Multiple federalisms: Comparing federal educational systems in Latin America

Year: 2019

Author: Beech, Jason, Rivas, Axel

Type of paper: Abstract refereed

Educational governance is defined through complex interactions between global networks, states, corporations, non-governmental organisations, educational institutions, families, and many other actors that contribute to define the type of education that is offered in schools. Analysing how knowledge, material and symbolic resources and power circulate through these networked interactions is key in understanding contemporary power relations in education.

Furthermore, policies are dynamic objects that move between different contexts. As policies move, they transform the contexts to which they move but at the same time policies are transformed by this context. Policies are interpreted and reinterpreted (Ball, 2015). Policies are ontologically unstable objects that have different meanings in different contexts at the same time.

In the case of federal systems, extra layers of complexity are added to the challenge of examining education policies and power relations in education. Federal systems challenge the use of the nation state as the taken for granted unit of analysis, since sub-national units can reinterpret national and global mandates differently, and can even produce their own initiatives independently from the federal level. Moreover, empirical evidence shows that federalism cannot simply be opposed to unitary systems. There are diverse institutional designs of federal systems that require detailed analyses of the effects that federalism might have on processes of educational governance. Thus, we argue that there are multiple federalisms, and that there is much work to be done in terms of mapping, interpreting and comparing the different ways in which federations govern education.

In this paper, we explore this argument by analyzing and comparing forms of educational governance in three federal systems in Latin America: Mexico, Brazil and Argentina.

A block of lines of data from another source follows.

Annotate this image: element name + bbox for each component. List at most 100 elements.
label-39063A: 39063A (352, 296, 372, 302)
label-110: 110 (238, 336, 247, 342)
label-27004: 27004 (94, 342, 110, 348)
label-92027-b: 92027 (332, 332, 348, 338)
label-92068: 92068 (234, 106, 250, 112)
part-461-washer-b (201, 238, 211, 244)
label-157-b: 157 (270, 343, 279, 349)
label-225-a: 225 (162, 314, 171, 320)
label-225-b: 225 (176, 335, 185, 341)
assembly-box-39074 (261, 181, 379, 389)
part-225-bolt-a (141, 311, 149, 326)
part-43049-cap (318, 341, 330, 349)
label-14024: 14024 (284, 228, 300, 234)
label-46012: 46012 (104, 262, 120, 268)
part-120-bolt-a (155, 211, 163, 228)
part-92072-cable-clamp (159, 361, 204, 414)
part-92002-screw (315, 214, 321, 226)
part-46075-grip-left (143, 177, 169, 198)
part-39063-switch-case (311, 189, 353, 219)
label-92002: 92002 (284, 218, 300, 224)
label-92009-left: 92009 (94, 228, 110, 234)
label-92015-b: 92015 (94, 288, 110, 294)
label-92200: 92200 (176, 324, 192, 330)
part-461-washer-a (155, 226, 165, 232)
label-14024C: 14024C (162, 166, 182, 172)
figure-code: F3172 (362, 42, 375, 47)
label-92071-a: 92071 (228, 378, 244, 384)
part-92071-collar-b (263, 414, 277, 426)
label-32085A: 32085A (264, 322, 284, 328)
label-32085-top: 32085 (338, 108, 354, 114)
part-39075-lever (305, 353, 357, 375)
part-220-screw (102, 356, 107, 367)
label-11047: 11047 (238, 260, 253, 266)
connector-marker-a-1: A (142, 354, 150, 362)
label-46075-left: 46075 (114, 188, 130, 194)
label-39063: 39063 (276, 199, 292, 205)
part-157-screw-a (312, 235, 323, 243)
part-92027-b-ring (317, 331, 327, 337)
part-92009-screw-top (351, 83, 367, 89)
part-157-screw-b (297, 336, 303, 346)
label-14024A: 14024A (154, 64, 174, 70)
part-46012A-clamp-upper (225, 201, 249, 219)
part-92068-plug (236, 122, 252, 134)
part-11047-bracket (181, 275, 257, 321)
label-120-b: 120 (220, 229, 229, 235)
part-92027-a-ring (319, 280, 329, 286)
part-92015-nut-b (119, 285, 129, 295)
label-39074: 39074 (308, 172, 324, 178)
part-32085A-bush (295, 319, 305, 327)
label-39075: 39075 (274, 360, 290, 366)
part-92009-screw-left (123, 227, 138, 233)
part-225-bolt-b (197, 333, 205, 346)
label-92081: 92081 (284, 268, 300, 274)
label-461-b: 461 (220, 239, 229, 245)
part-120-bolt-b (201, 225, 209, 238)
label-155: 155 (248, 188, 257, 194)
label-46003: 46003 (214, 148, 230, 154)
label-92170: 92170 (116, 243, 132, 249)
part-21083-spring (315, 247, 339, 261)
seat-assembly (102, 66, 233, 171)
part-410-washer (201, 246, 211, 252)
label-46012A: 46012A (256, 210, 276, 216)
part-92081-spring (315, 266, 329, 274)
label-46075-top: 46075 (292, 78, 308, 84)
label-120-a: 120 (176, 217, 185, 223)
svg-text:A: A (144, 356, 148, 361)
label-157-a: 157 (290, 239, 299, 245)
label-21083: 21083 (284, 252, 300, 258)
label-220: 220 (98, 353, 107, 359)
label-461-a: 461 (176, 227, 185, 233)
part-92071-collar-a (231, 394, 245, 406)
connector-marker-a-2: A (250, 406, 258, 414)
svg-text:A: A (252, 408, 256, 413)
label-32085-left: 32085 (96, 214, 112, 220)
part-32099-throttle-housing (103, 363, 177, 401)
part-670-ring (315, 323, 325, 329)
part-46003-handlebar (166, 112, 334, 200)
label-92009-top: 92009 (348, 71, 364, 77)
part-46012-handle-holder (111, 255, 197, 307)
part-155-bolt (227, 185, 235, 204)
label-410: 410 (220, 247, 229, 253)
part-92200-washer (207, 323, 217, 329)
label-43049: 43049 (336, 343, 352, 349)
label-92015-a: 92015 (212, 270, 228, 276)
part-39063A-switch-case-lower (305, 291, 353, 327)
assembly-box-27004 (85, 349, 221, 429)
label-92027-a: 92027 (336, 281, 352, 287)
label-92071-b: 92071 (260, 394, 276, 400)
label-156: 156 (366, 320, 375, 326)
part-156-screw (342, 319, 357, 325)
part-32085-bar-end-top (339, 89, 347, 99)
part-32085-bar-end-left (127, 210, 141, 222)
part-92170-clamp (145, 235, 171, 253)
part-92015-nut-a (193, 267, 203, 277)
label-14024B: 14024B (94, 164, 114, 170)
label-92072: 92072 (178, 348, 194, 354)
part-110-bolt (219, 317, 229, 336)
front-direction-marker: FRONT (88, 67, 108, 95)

We suggest that federalism in these three nation-states has very different historical trajectories and institutional designs, resulting in particular ways of distributing power among governmental agencies.

Global policy flows in the 1990s promoted decentralization in school systems in Latin America, resulting in a wave of administrative transference of schools to sub-national agencies in most countries. This was mainly triggered by fiscal aims of budget restriction. However, in the last twenty years there has been a shift toward educational recentralization, with federal agencies gaining control through policies such as tighter curricular standards, distribution of textbooks or computers, and high stakes assessments. We compare the dynamic forms of federalism in these three countries by looking at shifts in the distribution of fiscal, political and curricular power over education.